Где есть свободное место, там происходит митинг. Темы митингов самые разнообразные, часто к революции не имеющие никакого отношения. Собираются три человека и создают пять партий. Количество политических партий не поддается учету. Межпартийные дискуссии напоминают драки при огромном стечении народа. Всюду поминают немцев, организовавших свержение царя. Демократы открещиваются от обвинений. Откуда-то возник присяжный поверенный Керенский, который запутал все и вся и в этой путанице выбрал себе ключевые посты в правительстве. Все о чем-то кричали, но большинство людей плевали на все и продолжали жить так, как они к этому привыкли, с удивлением отмечая, что исчезают маленькие, но от этого не менее важные мелочи.

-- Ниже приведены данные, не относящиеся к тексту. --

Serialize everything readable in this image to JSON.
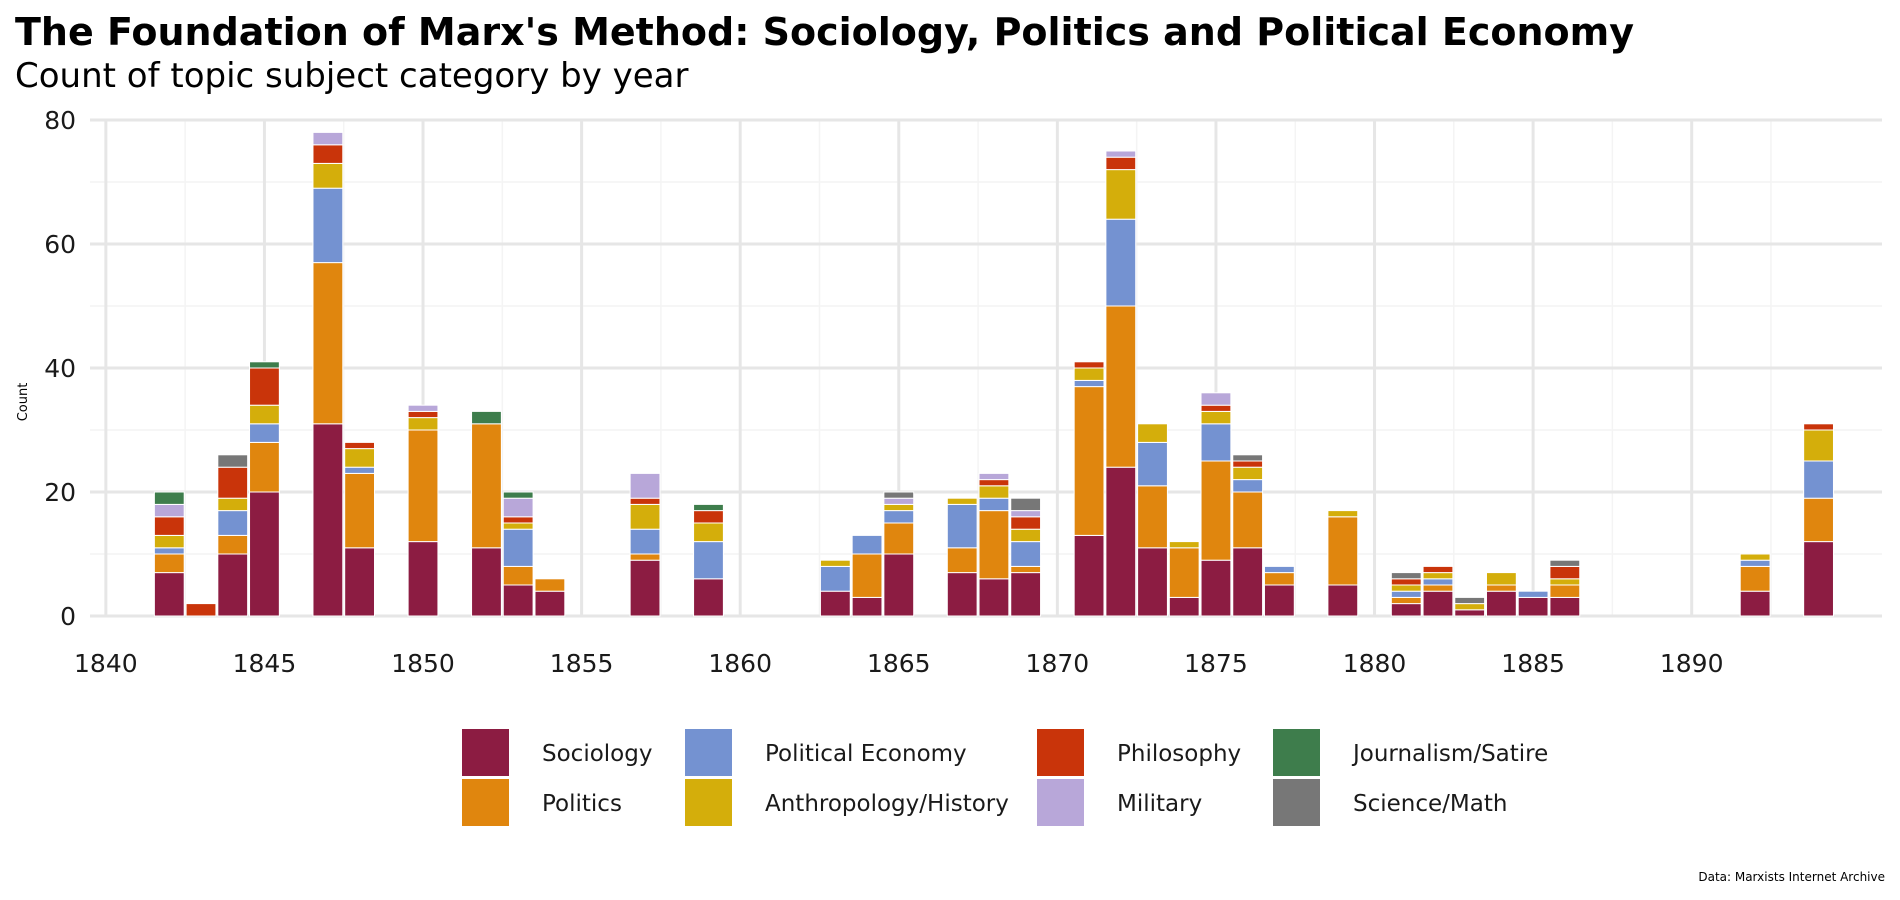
{
  "title": "The Foundation of Marx's Method: Sociology, Politics and Political Economy",
  "subtitle": "Count of topic subject category by year",
  "caption": "Data: Marxists Internet Archive",
  "chart_data": {
    "type": "bar",
    "stacked": true,
    "xlabel": "",
    "ylabel": "Count",
    "xlim": [
      1839.5,
      1896
    ],
    "ylim": [
      0,
      80
    ],
    "x_ticks": [
      1840,
      1845,
      1850,
      1855,
      1860,
      1865,
      1870,
      1875,
      1880,
      1885,
      1890
    ],
    "y_ticks": [
      0,
      20,
      40,
      60,
      80
    ],
    "grid": true,
    "legend_position": "bottom",
    "series": [
      {
        "name": "Sociology",
        "color": "#8C1C42",
        "points": [
          [
            1842,
            7
          ],
          [
            1844,
            10
          ],
          [
            1845,
            20
          ],
          [
            1847,
            31
          ],
          [
            1848,
            11
          ],
          [
            1850,
            12
          ],
          [
            1852,
            11
          ],
          [
            1853,
            5
          ],
          [
            1854,
            4
          ],
          [
            1857,
            9
          ],
          [
            1859,
            6
          ],
          [
            1863,
            4
          ],
          [
            1864,
            3
          ],
          [
            1865,
            10
          ],
          [
            1867,
            7
          ],
          [
            1868,
            6
          ],
          [
            1869,
            7
          ],
          [
            1871,
            13
          ],
          [
            1872,
            24
          ],
          [
            1873,
            11
          ],
          [
            1874,
            3
          ],
          [
            1875,
            9
          ],
          [
            1876,
            11
          ],
          [
            1877,
            5
          ],
          [
            1879,
            5
          ],
          [
            1881,
            2
          ],
          [
            1882,
            4
          ],
          [
            1883,
            1
          ],
          [
            1884,
            4
          ],
          [
            1885,
            3
          ],
          [
            1886,
            3
          ],
          [
            1892,
            4
          ],
          [
            1894,
            12
          ]
        ]
      },
      {
        "name": "Politics",
        "color": "#E0860E",
        "points": [
          [
            1842,
            3
          ],
          [
            1844,
            3
          ],
          [
            1845,
            8
          ],
          [
            1847,
            26
          ],
          [
            1848,
            12
          ],
          [
            1850,
            18
          ],
          [
            1852,
            20
          ],
          [
            1853,
            3
          ],
          [
            1854,
            2
          ],
          [
            1857,
            1
          ],
          [
            1864,
            7
          ],
          [
            1865,
            5
          ],
          [
            1867,
            4
          ],
          [
            1868,
            11
          ],
          [
            1869,
            1
          ],
          [
            1871,
            24
          ],
          [
            1872,
            26
          ],
          [
            1873,
            10
          ],
          [
            1874,
            8
          ],
          [
            1875,
            16
          ],
          [
            1876,
            9
          ],
          [
            1877,
            2
          ],
          [
            1879,
            11
          ],
          [
            1881,
            1
          ],
          [
            1882,
            1
          ],
          [
            1884,
            1
          ],
          [
            1886,
            2
          ],
          [
            1892,
            4
          ],
          [
            1894,
            7
          ]
        ]
      },
      {
        "name": "Political Economy",
        "color": "#7492D1",
        "points": [
          [
            1842,
            1
          ],
          [
            1844,
            4
          ],
          [
            1845,
            3
          ],
          [
            1847,
            12
          ],
          [
            1848,
            1
          ],
          [
            1853,
            6
          ],
          [
            1857,
            4
          ],
          [
            1859,
            6
          ],
          [
            1863,
            4
          ],
          [
            1864,
            3
          ],
          [
            1865,
            2
          ],
          [
            1867,
            7
          ],
          [
            1868,
            2
          ],
          [
            1869,
            4
          ],
          [
            1871,
            1
          ],
          [
            1872,
            14
          ],
          [
            1873,
            7
          ],
          [
            1875,
            6
          ],
          [
            1876,
            2
          ],
          [
            1877,
            1
          ],
          [
            1881,
            1
          ],
          [
            1882,
            1
          ],
          [
            1885,
            1
          ],
          [
            1892,
            1
          ],
          [
            1894,
            6
          ]
        ]
      },
      {
        "name": "Anthropology/History",
        "color": "#D4AE0B",
        "points": [
          [
            1842,
            2
          ],
          [
            1844,
            2
          ],
          [
            1845,
            3
          ],
          [
            1847,
            4
          ],
          [
            1848,
            3
          ],
          [
            1850,
            2
          ],
          [
            1853,
            1
          ],
          [
            1857,
            4
          ],
          [
            1859,
            3
          ],
          [
            1863,
            1
          ],
          [
            1865,
            1
          ],
          [
            1867,
            1
          ],
          [
            1868,
            2
          ],
          [
            1869,
            2
          ],
          [
            1871,
            2
          ],
          [
            1872,
            8
          ],
          [
            1873,
            3
          ],
          [
            1874,
            1
          ],
          [
            1875,
            2
          ],
          [
            1876,
            2
          ],
          [
            1879,
            1
          ],
          [
            1881,
            1
          ],
          [
            1882,
            1
          ],
          [
            1883,
            1
          ],
          [
            1884,
            2
          ],
          [
            1886,
            1
          ],
          [
            1892,
            1
          ],
          [
            1894,
            5
          ]
        ]
      },
      {
        "name": "Philosophy",
        "color": "#C9340A",
        "points": [
          [
            1842,
            3
          ],
          [
            1843,
            2
          ],
          [
            1844,
            5
          ],
          [
            1845,
            6
          ],
          [
            1847,
            3
          ],
          [
            1848,
            1
          ],
          [
            1850,
            1
          ],
          [
            1853,
            1
          ],
          [
            1857,
            1
          ],
          [
            1859,
            2
          ],
          [
            1868,
            1
          ],
          [
            1869,
            2
          ],
          [
            1871,
            1
          ],
          [
            1872,
            2
          ],
          [
            1875,
            1
          ],
          [
            1876,
            1
          ],
          [
            1881,
            1
          ],
          [
            1882,
            1
          ],
          [
            1886,
            2
          ],
          [
            1894,
            1
          ]
        ]
      },
      {
        "name": "Military",
        "color": "#B8A7D9",
        "points": [
          [
            1842,
            2
          ],
          [
            1847,
            2
          ],
          [
            1850,
            1
          ],
          [
            1853,
            3
          ],
          [
            1857,
            4
          ],
          [
            1865,
            1
          ],
          [
            1868,
            1
          ],
          [
            1869,
            1
          ],
          [
            1872,
            1
          ],
          [
            1875,
            2
          ]
        ]
      },
      {
        "name": "Journalism/Satire",
        "color": "#3E7D4C",
        "points": [
          [
            1842,
            2
          ],
          [
            1845,
            1
          ],
          [
            1852,
            2
          ],
          [
            1853,
            1
          ],
          [
            1859,
            1
          ]
        ]
      },
      {
        "name": "Science/Math",
        "color": "#777777",
        "points": [
          [
            1844,
            2
          ],
          [
            1865,
            1
          ],
          [
            1869,
            2
          ],
          [
            1876,
            1
          ],
          [
            1881,
            1
          ],
          [
            1883,
            1
          ],
          [
            1886,
            1
          ]
        ]
      }
    ]
  }
}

Я знал, куда я еду. Я даже знал, где и в какое время я должен был находиться. Петроград совершенно не изменился со времени моего первого появления там в 1917 году, когда я в форме офицера французской авиации шел в военную миссию и встретил своего дядюшку в офицерской форме с погонами штабс-капитана.
Я уже подходил к нужному месту, когда увидел, что три солдата избивают офицера. Офицер лежал на земле, вероятно, был сбит ударом сзади и слабо защищался. Какое меня взяло зло, когда солдатня нападает на офицера. В армии любого нормального государства за такое преступление положены каторжные работы, но только не в России с ее либерализмом к преступникам и карательными мерами в отношении законопослушных граждан.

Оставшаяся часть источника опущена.